GIFFONI – “Ero 17enne e non c’erano una serie di cose tecnologiche che determinavano il mondo come oggi. Sono cresciuto in un’epoca in cui non c’era Internet: dovevamo metterci la faccia, anche solo per conquistare una ragazza”, così Tommaso Ragno, ospite di #Giffoni53, entra nella sua adolescenza quando incontra i Giffoner +18.
Ragno si mette a disposizione della particolare platea, lui abituato a quelle del pubblico dei teatri, o quelle “virtuali” davanti al grande e piccolo schermo, per rispondere alle domande dei Giffoners che lo incalzano, trovando nell’interprete un uomo curioso del “proprio interlocutore”, che dimostra mettendo a loro disposizione la sua esperienza di lavoro e di vita.

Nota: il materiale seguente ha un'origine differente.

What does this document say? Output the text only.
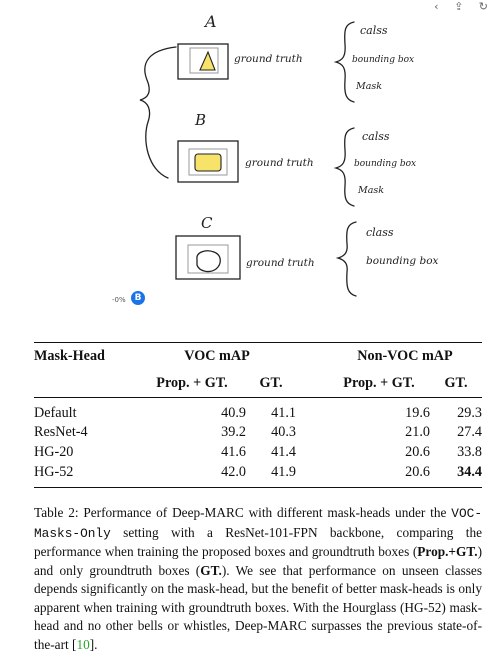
‹ ⇪ ↻
A
B
C
ground truth
ground truth
ground truth
calss
bounding box
Mask
calss
bounding box
Mask
class
bounding box
-0% B
Mask-Head	VOC mAP			Non-VOC mAP	
	Prop. + GT.	GT.		Prop. + GT.	GT.
Default	40.9	41.1		19.6	29.3
ResNet-4	39.2	40.3		21.0	27.4
HG-20	41.6	41.4		20.6	33.8
HG-52	42.0	41.9		20.6	34.4

Table 2: Performance of Deep-MARC with different mask-heads under the VOC-Masks-Only setting with a ResNet-101-FPN backbone, comparing the performance when training the proposed boxes and groundtruth boxes (Prop.+GT.) and only groundtruth boxes (GT.). We see that performance on unseen classes depends significantly on the mask-head, but the benefit of better mask-heads is only apparent when training with groundtruth boxes. With the Hourglass (HG-52) mask-head and no other bells or whistles, Deep-MARC surpasses the previous state-of-the-art [10].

“Ho iniziato in una città di provincia, al penultimo anno di liceo classico. Invitato da un amico in una compagnia amatoriale – ricorda – quel mondo mi era sembrato meraviglioso”. Ragno, all’ora, rimaneva colpito nell’intravedere “tra le persone sul palco la possibilità di stare nel mondo con un equilibrio molto particolare”, dice riferendosi all’opportunità di essere altro da sé attraverso il personaggio interpretato. “In una maniera molto simile a un giovane mago, mi sentivo di aver in mano una sorta di super potere, cioè che una parte di me potesse ogni giorno cambiare identità. Non avevo un avatar, ci mettevo faccia e corpo”.
Poi “fare l’attore è diventato il mio lavoro” perché, “quella dimensione mi faceva stare a mio agio. Se nella vita ero e sono rimasto goffo, sul palco potevo essere delle cose bellissime o bruttissime, che sentivo come un aumento esponenziale del mio stare al mondo”. Insomma, “conduco una vita parallela, come i supereroi dei fumetti: di giorno sono io e di notte posso essere qualcun altro: sono stato fortunato perché ho incontrato persone che mi hanno incoraggiato”.

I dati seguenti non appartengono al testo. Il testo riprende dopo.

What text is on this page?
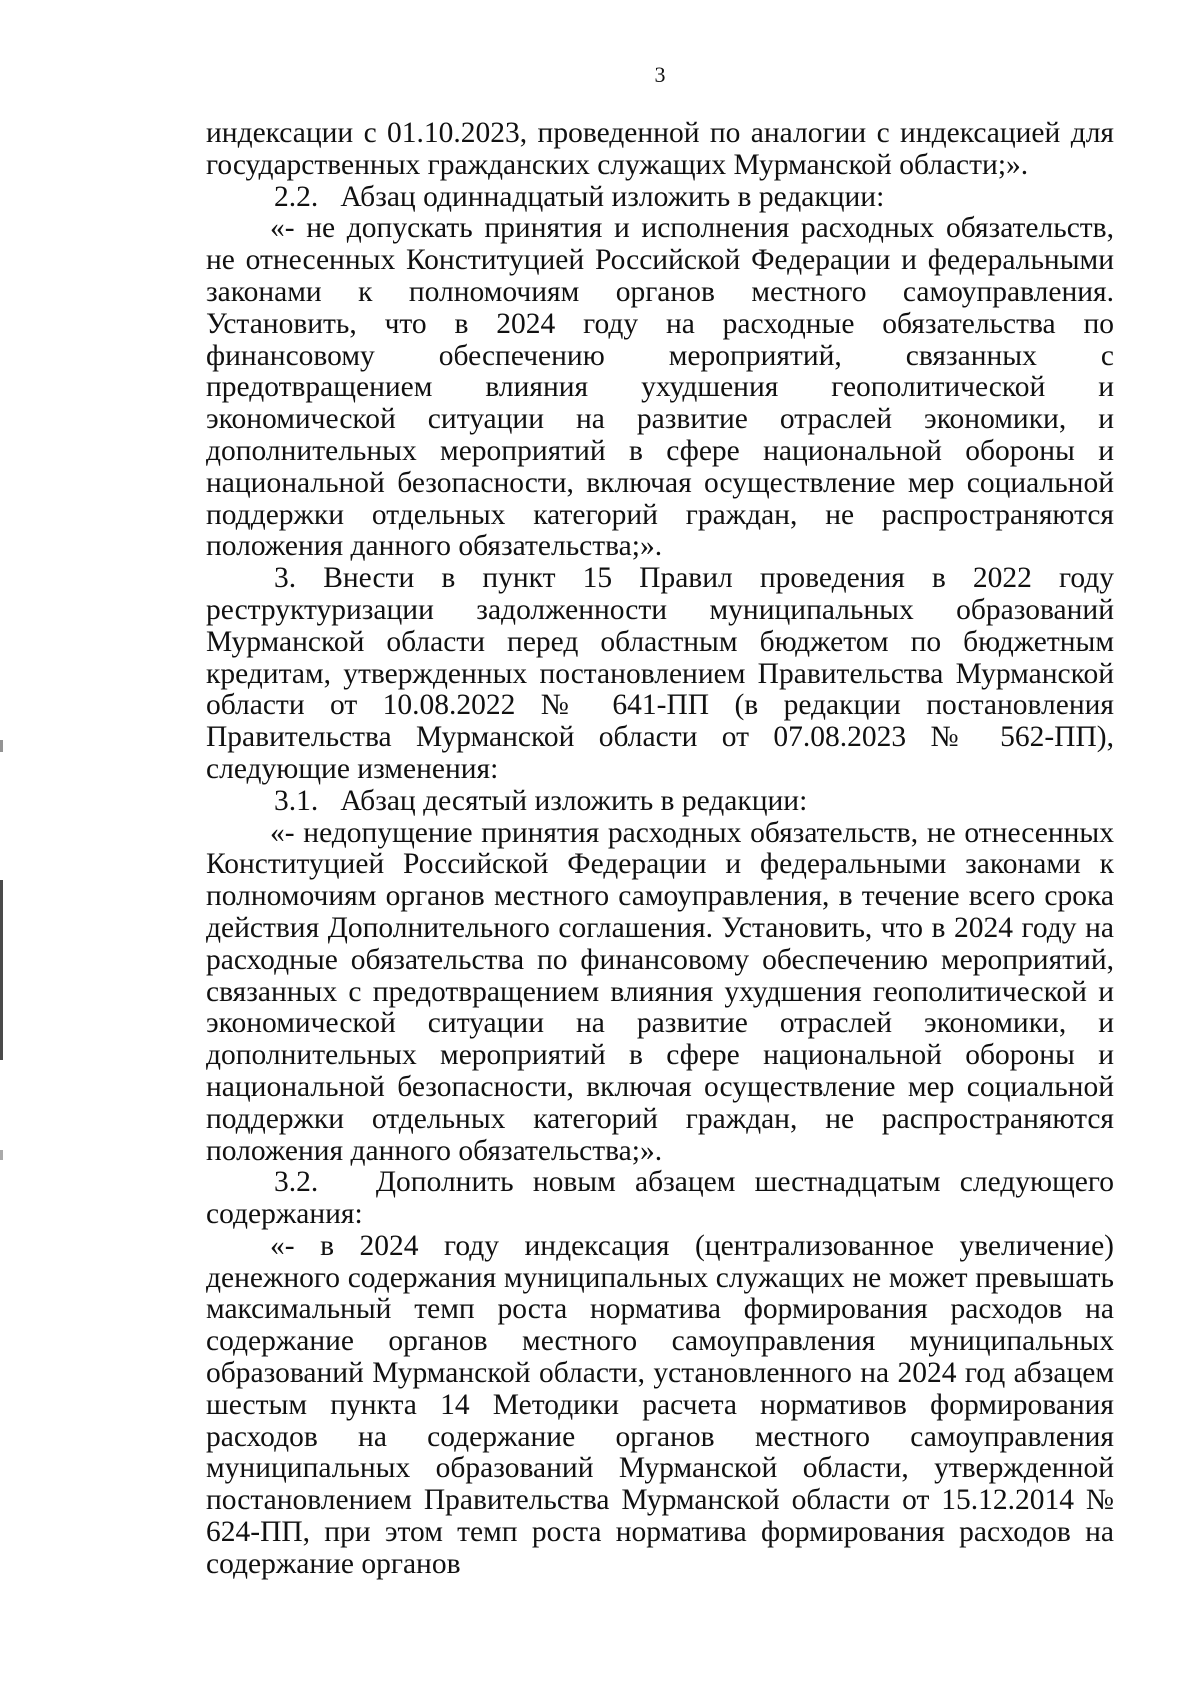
3

индексации с 01.10.2023, проведенной по аналогии с индексацией для государственных гражданских служащих Мурманской области;».

2.2.   Абзац одиннадцатый изложить в редакции:

«- не допускать принятия и исполнения расходных обязательств, не отнесенных Конституцией Российской Федерации и федеральными законами к полномочиям органов местного самоуправления. Установить, что в 2024 году на расходные обязательства по финансовому обеспечению мероприятий, связанных с предотвращением влияния ухудшения геополитической и экономической ситуации на развитие отраслей экономики, и дополнительных мероприятий в сфере национальной обороны и национальной безопасности, включая осуществление мер социальной поддержки отдельных категорий граждан, не распространяются положения данного обязательства;».

3. Внести в пункт 15 Правил проведения в 2022 году реструктуризации задолженности муниципальных образований Мурманской области перед областным бюджетом по бюджетным кредитам, утвержденных постановлением Правительства Мурманской области от 10.08.2022 № 641-ПП (в редакции постановления Правительства Мурманской области от 07.08.2023 № 562-ПП), следующие изменения:

3.1.   Абзац десятый изложить в редакции:

«- недопущение принятия расходных обязательств, не отнесенных Конституцией Российской Федерации и федеральными законами к полномочиям органов местного самоуправления, в течение всего срока действия Дополнительного соглашения. Установить, что в 2024 году на расходные обязательства по финансовому обеспечению мероприятий, связанных с предотвращением влияния ухудшения геополитической и экономической ситуации на развитие отраслей экономики, и дополнительных мероприятий в сфере национальной обороны и национальной безопасности, включая осуществление мер социальной поддержки отдельных категорий граждан, не распространяются положения данного обязательства;».

3.2.   Дополнить новым абзацем шестнадцатым следующего содержания:

«- в 2024 году индексация (централизованное увеличение) денежного содержания муниципальных служащих не может превышать максимальный темп роста норматива формирования расходов на содержание органов местного самоуправления муниципальных образований Мурманской области, установленного на 2024 год абзацем шестым пункта 14 Методики расчета нормативов формирования расходов на содержание органов местного самоуправления муниципальных образований Мурманской области, утвержденной постановлением Правительства Мурманской области от 15.12.2014 № 624-ПП, при этом темп роста норматива формирования расходов на содержание органов
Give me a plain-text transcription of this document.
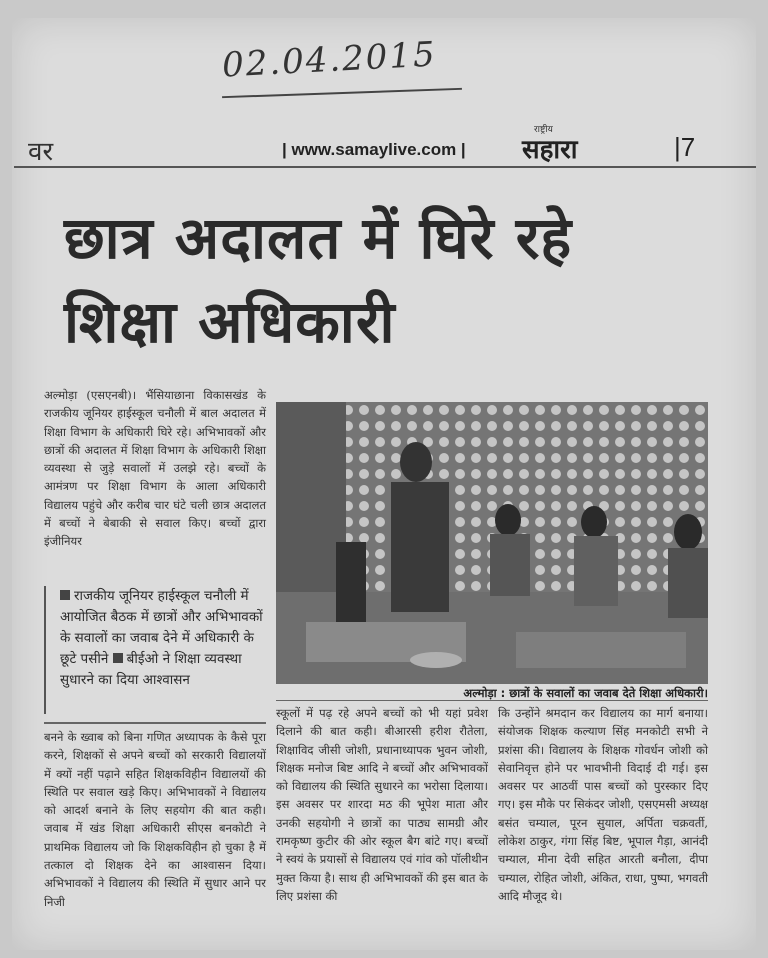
02.04.2015
वर	| www.samaylive.com |
राष्ट्रीय
सहारा	|7
छात्र अदालत में घिरे रहे शिक्षा अधिकारी
अल्मोड़ा (एसएनबी)। भैंसियाछाना विकासखंड के राजकीय जूनियर हाईस्कूल चनौली में बाल अदालत में शिक्षा विभाग के अधिकारी घिरे रहे। अभिभावकों और छात्रों की अदालत में शिक्षा विभाग के अधिकारी शिक्षा व्यवस्था से जुड़े सवालों में उलझे रहे। बच्चों के आमंत्रण पर शिक्षा विभाग के आला अधिकारी विद्यालय पहुंचे और करीब चार घंटे चली छात्र अदालत में बच्चों ने बेबाकी से सवाल किए। बच्चों द्वारा इंजीनियर
राजकीय जूनियर हाईस्कूल चनौली में आयोजित बैठक में छात्रों और अभिभावकों के सवालों का जवाब देने में अधिकारी के छूटे पसीने बीईओ ने शिक्षा व्यवस्था सुधारने का दिया आश्वासन
बनने के ख्वाब को बिना गणित अध्यापक के कैसे पूरा करने, शिक्षकों से अपने बच्चों को सरकारी विद्यालयों में क्यों नहीं पढ़ाने सहित शिक्षकविहीन विद्यालयों की स्थिति पर सवाल खड़े किए। अभिभावकों ने विद्यालय को आदर्श बनाने के लिए सहयोग की बात कही। जवाब में खंड शिक्षा अधिकारी सीएस बनकोटी ने प्राथमिक विद्यालय जो कि शिक्षकविहीन हो चुका है में तत्काल दो शिक्षक देने का आश्वासन दिया। अभिभावकों ने विद्यालय की स्थिति में सुधार आने पर निजी
अल्मोड़ा : छात्रों के सवालों का जवाब देते शिक्षा अधिकारी।
स्कूलों में पढ़ रहे अपने बच्चों को भी यहां प्रवेश दिलाने की बात कही। बीआरसी हरीश रौतेला, शिक्षाविद जीसी जोशी, प्रधानाध्यापक भुवन जोशी, शिक्षक मनोज बिष्ट आदि ने बच्चों और अभिभावकों को विद्यालय की स्थिति सुधारने का भरोसा दिलाया। इस अवसर पर शारदा मठ की भूपेश माता और उनकी सहयोगी ने छात्रों का पाठ्य सामग्री और रामकृष्ण कुटीर की ओर स्कूल बैग बांटे गए। बच्चों ने स्वयं के प्रयासों से विद्यालय एवं गांव को पॉलीथीन मुक्त किया है। साथ ही अभिभावकों की इस बात के लिए प्रशंसा की
कि उन्होंने श्रमदान कर विद्यालय का मार्ग बनाया। संयोजक शिक्षक कल्याण सिंह मनकोटी सभी ने प्रशंसा की। विद्यालय के शिक्षक गोवर्धन जोशी को सेवानिवृत्त होने पर भावभीनी विदाई दी गई। इस अवसर पर आठवीं पास बच्चों को पुरस्कार दिए गए। इस मौके पर सिकंदर जोशी, एसएमसी अध्यक्ष बसंत चम्याल, पूरन सुयाल, अर्पिता चक्रवर्ती, लोकेश ठाकुर, गंगा सिंह बिष्ट, भूपाल गैड़ा, आनंदी चम्याल, मीना देवी सहित आरती बनौला, दीपा चम्याल, रोहित जोशी, अंकित, राधा, पुष्पा, भगवती आदि मौजूद थे।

Come si confà in una “chiacchierata” tra persone che cominciano a prendere un po’ di confidenza, e questa è stata l’atmosfera che Tommaso Ragno è riuscito a stabilire con i Giffoners, anche l’ammissione, o forse i consigli, sugli errori in cui si incorre : “Penso che gli errori siano dei portali di scoperta. Quello che è augurabile nel fare errori è che siano in una qualità diversa ogni volta. E in ogni caso non bisogna rimpiangere niente”.
E poi, “come gestire i momenti di stop tra un lavoro e l’altro?”: per Ragno la questione “cambia a seconda dell’età. Io non sono un attore che sta a casa ad aspettare la chiamata”, in questo è stato importante aver fatto tanto teatro all’inizio della carriera, perché “il teatro per me era un luogo dove avevo delle grosse sfide. E quando non lavoravo avevo il problema dell’horror vacui, mi annoiavo, mi chiedevo cosa fare. Però, per fare l’attore, sono richieste tante cose, non solo sul set”, riflessione che sott’intende che un interprete “è meglio si dia molto da fare, perché c’è una variante che non si può calcolare, la fortuna, ma se non arriva quel colpo di fortuna…: appartengo a quelle persone che crede nel lavoro, nello studiare. Ci sono dei saperi che io mi sono procurato e che stanno in soffitta ma che quando sarà necessario avrò…”.
Tommaso Ragno racconta dell’esperienza che si conquista con il tempo, con il misurarsi nel passaggio da un personaggio all’altro in poco tempo, con la paura – ancora presente – nel momento dei provini; non tralascia, nello specifico, la complessità della lettura quando deve essere fatta per altri, del potere della voce, che “ha qualcosa di misterioso, sempre. Ha un profondo potere erotico, nel senso mitologico, e penso al dio Eros”. Ed è qui che Tommaso Ragno fa anche cenno all’importanza della “presunzione”, nella sua accezione positiva, intesa quale consapevolezza delle capacità acquisite con lo studio e l’esperienza: “non ho mai pensato di essere interessante in quanto Tommaso, ma per le cose che so fare, che ho sviluppato attraverso il teatro, negli anni, vedendo altri più bravi di me”. Per lui, due sono i “geni” di riferimento: Luca Ronconi e Giorgio Strehler.
Infine, Ragno, non senza palese emozione, riceve il Giffoni Award: “Grazie”, dice subito, tenendo a precisare che “in questo ‘grazie’ c’è tutto quello che c’è voluto per costruire un posto così. Sono molto onorato di aver potuto passare del tempo con voi”.